"Something about filling our stomachs with fish stomachs spoke to us."
When I was just a little eater, my folks and I used to go to a restaurant in Levittown called Hunam. It was my first exposure to anything vaguely resembling the cuisine of Mao Zedong’s home province. And I use "vaguely" in the loosest sense of the word. At the time, spicy cold noodles with hacked chicken and sesame sauce was considered the height of exotic cuisine.
Later in college, I would go to Hunan Cottage on Manhattan’s Upper East Side—mainly for the free carafes of white wine. Since then, I have been fortunate enough to partake of several regional Chinese cuisines (largely due to the rise of food courts in Flushing’s Chinatown), yet the food of Hunan has eluded my omnivorous chopsticks.
So when I read Hunan House, or Xiang Shui Shan Zhuang, was offering authentic Hunan cuisine, I dragged a friend there and we ordered up a feast.
Fu qi fei pian (pictured at top), or “husband and wife offal slices,” is perhaps my favorite cold Chinese dish. The Sichuan version sits in a slick of chili oil and is riddled with mouth-numbing Sichuan peppercorns, peanuts, and Chinese celery. I usually order this dish in Chinese, but if memory serves, Hunan House’s version is listed on the menu as “ox tongue and tripe” ($5.95). It may not be sitting in a lake of chili oil, but it’s still quite spicy and quite delicious. I spoke to someone about it the other day and they said it tastes like parmesan cheese, due to an “umami thing.” I didn’t notice that when I ate it, but next time I might have to try it with a side of hot noodles.

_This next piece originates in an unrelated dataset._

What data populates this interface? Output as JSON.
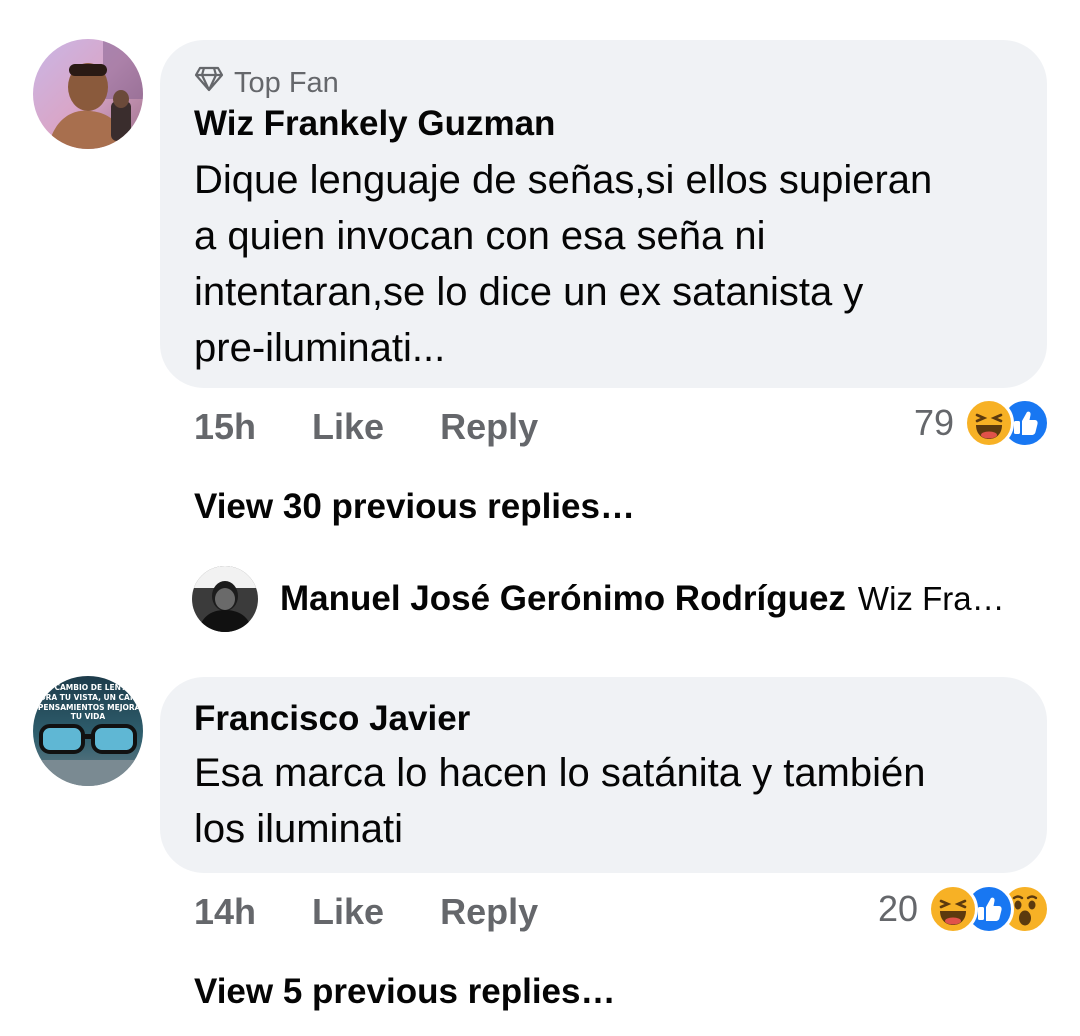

Wu xiang dou gan, or special bean curd Hunan style ($4.95), proved worthy of its name. Planks of firm smoked tofu were showered with pickled red chilies and bathed in a sweet sauce.
From the specials menu we ordered xiang we lu zhu er, or fragrant pig ears in aromatic sauce ($5.95). The ribbons of pig ear had a touch of star anise and just a bit of a chili kick. They were sliced so thin that one can either chew them, or simply let them melt on the tongue.
Looks sort of like elbow macaroni, no? Actually, it’s another special, bao chao you shui yu du, or flash-fried fish stomach ($14.95). Something about filling our stomachs with fish stomachs spoke to us. We asked the waiter whether it was crunchy. He said it was chewy, but this didn't deter us from expanding our offal horizons. He was right; the tiny stomachs were kind of chewy and had little flavor on their own. Guess that’s why the dish had so much peppers, garlic, and ginger. Not my favorite, but it was pleasant enough spooned over rice.
The first item on the specials list is xiang shan ma la fu zi rou, or "Hunan house old Master Fuzi meat dish," steamed pork with rice powder ($14.95). As best I can tell, it’s named after Wang Fuzhi, a 17th century philosopher from Hunan. Even though the menu description is fairly long, it really doesn’t do the dish justice. “Pork belly steamed in lotus leaf for so long that it practically disintegrates,” is more like it.
Let’s take a closer look. Even though it’s retained the form of a slice of pork belly, something very interesting has happened here. The rice powder has melded with the pork fat, and vice versa. It’s tasty, but superfatty, which is where those pickled chilies come in. It’s the type of thing that’s best eaten with rice and shared with more than one person. (All the more reason for me to bring a posse next time I hit up Hunan House.)
Incidentally, the Xiang in Hunan House's Chinese name refers to the Xiang River, an alternate name for the province. It also happens to be a homonym for the word fragrant. How apt for a place that has such a deft hand with spices.